Aber es stellt sich heraus, dass wir einfach nicht wissen, wie man sie richtig zubereitet. Im Kaukasus, in Armenien und anderen asiatischen Ländern wird diese Pflanze in der Küche verwendet: Sie wird Salaten beigemischt und für den Winter konserviert.
Die wohltuenden Eigenschaften des Portulaks wurden bereits von den alten Ägyptern und Griechen erkannt und genutzt.
Es besitzt wundheilungsfördernde und blutstillende Eigenschaften, wirkt antiparasitär, reguliert den Hormonhaushalt, wirkt abführend und fördert die Heilung von Magen- und Darmgeschwüren. Es behandelt Magen-Darm-Infektionen und lindert Entzündungen der Schleimhäute.

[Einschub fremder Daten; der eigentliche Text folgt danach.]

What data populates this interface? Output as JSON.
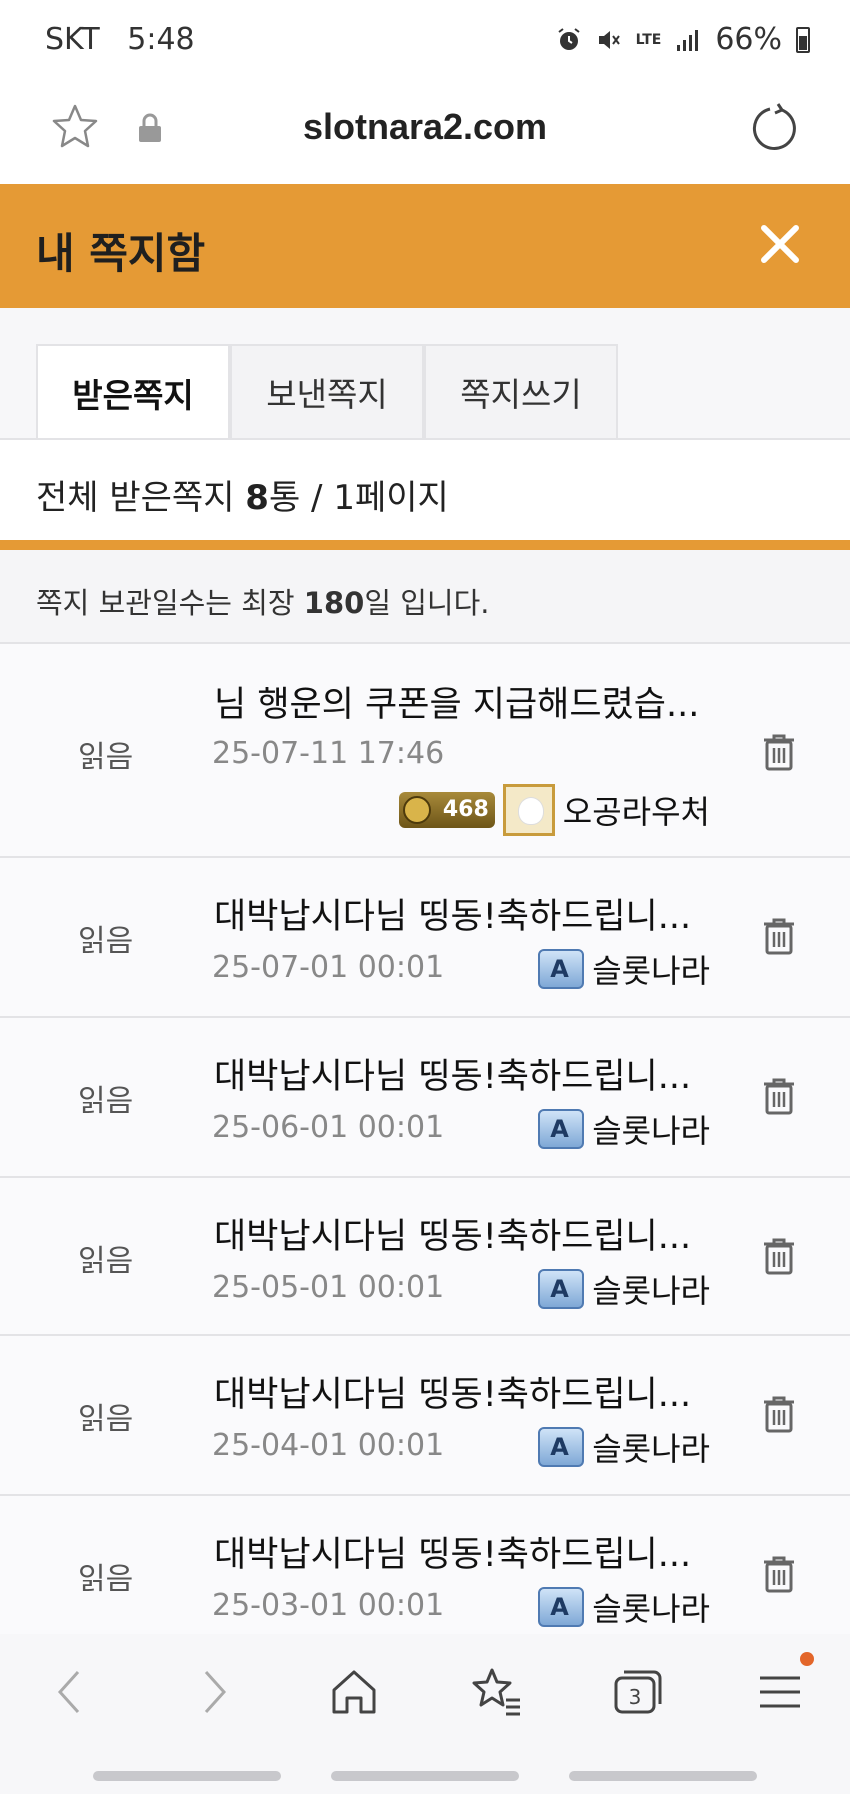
{
  "status_bar": {
    "carrier": "SKT",
    "time": "5:48",
    "network": "LTE",
    "battery": "66%"
  },
  "browser": {
    "url": "slotnara2.com"
  },
  "header": {
    "title": "내 쪽지함",
    "accent_color": "#e59a35"
  },
  "tabs": [
    {
      "label": "받은쪽지",
      "active": true
    },
    {
      "label": "보낸쪽지",
      "active": false
    },
    {
      "label": "쪽지쓰기",
      "active": false
    }
  ],
  "summary": {
    "prefix": "전체 받은쪽지 ",
    "count": "8",
    "suffix": "통 / 1페이지"
  },
  "retention": {
    "prefix": "쪽지 보관일수는 최장 ",
    "days": "180",
    "suffix": "일 입니다."
  },
  "messages": [
    {
      "status": "읽음",
      "title": "님 행운의 쿠폰을 지급해드렸습...",
      "date": "25-07-11 17:46",
      "sender": "오공라우처",
      "level": "468",
      "badge": "level-avatar"
    },
    {
      "status": "읽음",
      "title": "대박납시다님 띵동!축하드립니...",
      "date": "25-07-01 00:01",
      "sender": "슬롯나라",
      "badge_text": "A",
      "badge": "admin"
    },
    {
      "status": "읽음",
      "title": "대박납시다님 띵동!축하드립니...",
      "date": "25-06-01 00:01",
      "sender": "슬롯나라",
      "badge_text": "A",
      "badge": "admin"
    },
    {
      "status": "읽음",
      "title": "대박납시다님 띵동!축하드립니...",
      "date": "25-05-01 00:01",
      "sender": "슬롯나라",
      "badge_text": "A",
      "badge": "admin"
    },
    {
      "status": "읽음",
      "title": "대박납시다님 띵동!축하드립니...",
      "date": "25-04-01 00:01",
      "sender": "슬롯나라",
      "badge_text": "A",
      "badge": "admin"
    },
    {
      "status": "읽음",
      "title": "대박납시다님 띵동!축하드립니...",
      "date": "25-03-01 00:01",
      "sender": "슬롯나라",
      "badge_text": "A",
      "badge": "admin"
    }
  ],
  "bottom_nav": {
    "tabs_count": "3",
    "icons": [
      "back-icon",
      "forward-icon",
      "home-icon",
      "bookmarks-icon",
      "tabs-icon",
      "menu-icon"
    ]
  }
}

Frischer Portulaksaft kann zur Behandlung von Wunden, Schnitten und Schürfwunden verwendet werden. Er hilft auch bei Insektenstichen.
Kellerasseln
Vogelmiere oder Vogelmiere — Eine kleine, einjährige Pflanze, deren Sträucher durch verzweigte, kriechende Triebe wachsen. Diese Triebe sind mit Haaren bedeckt, die Feuchtigkeit speichern. Wo immer sie den Boden berühren, siedeln sich Asseln leicht an. Diese Eigenschaft macht dieses Unkraut schwer zu bekämpfen. Jedes abgebrochene Stängelstück wurzelt und wächst zu einem neuen Strauch heran. Die Blüten sind klein und ähneln weißen Sternen.

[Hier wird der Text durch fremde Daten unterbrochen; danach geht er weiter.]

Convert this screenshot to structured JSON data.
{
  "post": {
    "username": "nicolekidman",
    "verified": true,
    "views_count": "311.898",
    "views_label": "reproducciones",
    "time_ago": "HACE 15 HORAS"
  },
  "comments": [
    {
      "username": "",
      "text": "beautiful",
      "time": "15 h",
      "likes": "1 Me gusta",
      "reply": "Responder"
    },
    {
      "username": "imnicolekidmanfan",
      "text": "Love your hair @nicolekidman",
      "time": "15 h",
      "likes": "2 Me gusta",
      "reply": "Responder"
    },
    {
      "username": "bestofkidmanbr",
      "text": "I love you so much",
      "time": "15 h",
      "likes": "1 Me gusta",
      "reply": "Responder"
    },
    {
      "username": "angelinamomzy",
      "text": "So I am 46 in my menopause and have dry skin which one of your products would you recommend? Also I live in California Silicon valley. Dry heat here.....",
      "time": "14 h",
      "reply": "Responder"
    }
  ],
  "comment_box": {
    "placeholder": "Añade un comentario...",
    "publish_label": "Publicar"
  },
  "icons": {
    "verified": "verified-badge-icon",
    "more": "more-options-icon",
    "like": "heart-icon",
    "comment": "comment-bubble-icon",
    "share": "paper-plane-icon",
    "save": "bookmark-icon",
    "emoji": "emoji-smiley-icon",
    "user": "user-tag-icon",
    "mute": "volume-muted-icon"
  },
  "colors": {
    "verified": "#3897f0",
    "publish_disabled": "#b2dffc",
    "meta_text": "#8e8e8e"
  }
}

Liebt feuchte und schattige Plätze.
Diese Pflanze ist eine wahre Fundgrube an wertvollen Inhaltsstoffen. Sie wirkt schmerzlindernd, hautpflegend, harntreibend und schleimlösend sowie gallentreibend und antiseptisch. Sie wird als blutstillendes Mittel eingesetzt. In der Volksmedizin wird Vogelmiere als Abkochung, Aufguss oder Saft bei Augenleiden, zur Erhöhung des Hämoglobinspiegels im Blut, bei Nierenerkrankungen und Magengeschwüren verwendet. Umschläge mit Vogelmiere werden bei Radikulitis und Rheuma angewendet. Sie hilft auch bei Hautausschlägen und Geschwüren.

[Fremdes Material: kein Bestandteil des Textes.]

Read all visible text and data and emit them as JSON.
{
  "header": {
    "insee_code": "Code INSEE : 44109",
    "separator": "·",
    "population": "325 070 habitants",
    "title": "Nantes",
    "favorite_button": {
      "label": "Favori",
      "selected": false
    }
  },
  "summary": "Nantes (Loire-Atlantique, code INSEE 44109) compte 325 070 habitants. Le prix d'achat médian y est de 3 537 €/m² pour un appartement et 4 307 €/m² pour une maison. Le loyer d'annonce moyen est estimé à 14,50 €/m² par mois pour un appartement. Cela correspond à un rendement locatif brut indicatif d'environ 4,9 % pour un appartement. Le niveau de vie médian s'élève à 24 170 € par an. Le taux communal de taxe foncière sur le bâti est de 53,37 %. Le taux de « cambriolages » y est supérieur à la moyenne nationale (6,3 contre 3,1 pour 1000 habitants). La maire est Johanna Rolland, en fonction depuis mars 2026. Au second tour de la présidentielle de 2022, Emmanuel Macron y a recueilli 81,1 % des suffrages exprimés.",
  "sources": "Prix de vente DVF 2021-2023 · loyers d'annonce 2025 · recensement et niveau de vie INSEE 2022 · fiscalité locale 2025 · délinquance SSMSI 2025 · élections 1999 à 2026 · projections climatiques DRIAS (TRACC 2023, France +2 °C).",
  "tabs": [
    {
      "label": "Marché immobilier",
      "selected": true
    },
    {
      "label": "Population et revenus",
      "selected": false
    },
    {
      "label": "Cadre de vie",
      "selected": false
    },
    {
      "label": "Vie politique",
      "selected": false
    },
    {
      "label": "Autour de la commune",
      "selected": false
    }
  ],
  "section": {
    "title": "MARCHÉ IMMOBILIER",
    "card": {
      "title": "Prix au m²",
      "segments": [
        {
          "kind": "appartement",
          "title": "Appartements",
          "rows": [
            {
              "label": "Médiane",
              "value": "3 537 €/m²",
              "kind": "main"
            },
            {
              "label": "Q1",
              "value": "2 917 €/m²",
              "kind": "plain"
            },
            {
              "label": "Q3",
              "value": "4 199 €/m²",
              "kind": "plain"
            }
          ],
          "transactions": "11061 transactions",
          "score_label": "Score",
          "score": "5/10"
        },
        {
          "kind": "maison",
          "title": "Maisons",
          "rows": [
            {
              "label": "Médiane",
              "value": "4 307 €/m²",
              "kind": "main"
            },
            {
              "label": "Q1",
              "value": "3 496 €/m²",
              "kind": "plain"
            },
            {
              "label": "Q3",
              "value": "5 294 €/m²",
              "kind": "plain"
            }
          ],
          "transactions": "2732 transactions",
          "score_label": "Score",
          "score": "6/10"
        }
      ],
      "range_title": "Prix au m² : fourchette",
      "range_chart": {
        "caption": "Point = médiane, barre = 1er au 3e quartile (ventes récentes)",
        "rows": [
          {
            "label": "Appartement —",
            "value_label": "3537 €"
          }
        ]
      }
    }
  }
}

Personen, die unter niedrigem Blutdruck leiden, sollten bei der Anwendung von Vogelmiere vorsichtig sein, da dieses Kraut den Blutdruck noch weiter senken kann.
Um Vogelmiere zu ernten, schneiden Sie sie mit einer Schere ab. Am besten gelingt dies bei sonnigem, trockenem Wetter. Da Stängel und Blätter viel Feuchtigkeit enthalten, lassen Sie sie zunächst 4–5 Stunden in der Sonne trocknen. Anschließend legen Sie sie an einen gut belüfteten Ort, zum Beispiel in einen Schuppen oder unter ein Vordach, und lassen sie dort weiter trocknen. Direkte Sonneneinstrahlung sollte vermieden werden.